File Under:country-folk,
storyteller di
Marco Poggio (24/11/2012)
Nativo
di Edmonton, nello stato dell'Alberta, Scott Cook ha tuttavia trascorso
la sua recente esistenza, artistica e non, a bordo del proprio furgone, prima
lungo gli sperduti sentieri del verde Canada, valicandone poi i confini per affrontare
la vastità dei territori statunitensi. D'altra parte si sa, i viaggi sono da sempre
una tappa fondamentale, oltre che un'inesauribile fonte ispiratrice alla quale
abbeverarsi, per ogni songwriter che si voglia definire tale. Fin dall'emblematico
titolo di questa sua terza fatica discografica, si intuisce infatti come ad essere
al centro dell'impianto musico-narrativo sia appunto il viaggiare, e conseguentemente
le storie, i luoghi e le persone ad esso legati indissolubilmente. Se le architetture
sonore di chiara derivazione folk, attraverso le quali si dipana la proposta musicale
cookiana, hanno la loro peculiarità in una tanto disarmante quando suggestiva
semplicità melodica, a risaltare sono senza dubbio le liriche, le quali danno
vita a piccole istantanee dalle tinte seppiate.
Basti prendere l'opener
Song for the Slow Dancers,
una neanche tanto velata dissertazione sull'autenticità della musica odierna,
traente ispirazione dalle parole di colui con il quale prima o poi ogni songwriter
"vagabondo" deve confrontarsi, Woody Guthrie. Senza parlare di una Going
Up to the Country, che miscela in egual misura country e folk, e dove
cominciano a mettersi in luce gli apporti strumentali dei Long Weekends,
ormai consolidata backing band del nostro. Let Your Horses
Run è una ballata dai toni sommessi, che si regge su di un bel lavoro
di fingerpicking, ulteriormente abbellito dall'armonizzazioni vocali di Shawna
Donovan e da un banjo suonato in punta di dita.
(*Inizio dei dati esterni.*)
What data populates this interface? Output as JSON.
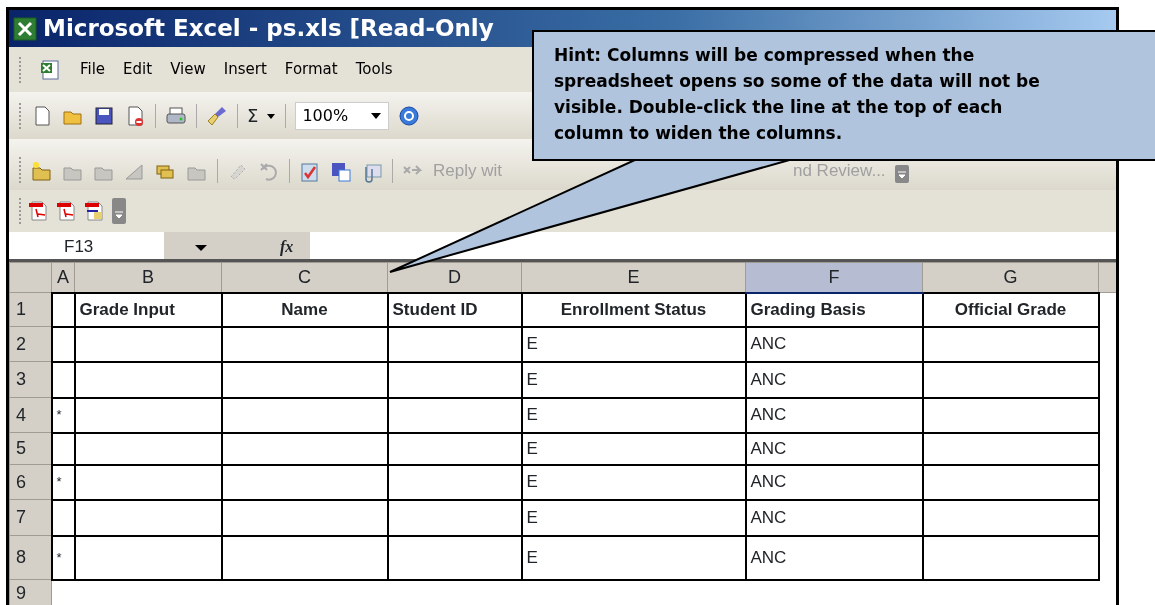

The Lord
Given (and the Landlord Taketh Away) sconfina in territori bluegrass
e, facendo sua l'affermazione di William K. Black secondo la quale "Il miglior
modo di rapinare una banca è fondarne una", può essere ascritta di diritto nel
novero delle moderne protest song.
Il songwriting cookiano raggiunge poi
il proprio apice nel malinconico incedere di High and
Lonesome Again, i cui afflati country vengono ulteriormente dilatati
dai languidi intarsi melodici della pedal steel. Sembra preferire i tempi rallentati
Cook, sia che si tratti dell'introspezione in chiave folk di All
My Moonlit Rambles, dell'acquerello acustico per sola voce e chitarra
di Time with you o della toccante dedica al nonno di Go
on, Ray, nelle quali a risaltare è la sua voce tanto flebile quanto
a tratti avvolgente. Una voglia di viaggiare quella insita nel canadese, che pare
non essersi sopita, come si intuisce nella conclusiva Song
for a Pilgrim,ennesimo esempio di una proposta sonora che trova la
propria forza nel sottrarre invece che nell'aggiungere. E se i risultati dei futuri
pellegrinaggi sonori si assesteranno sul medesimo livello di queste "passeggiate
al chiaro di luna", non possiamo che augurare a Scott Cook un buon viaggio.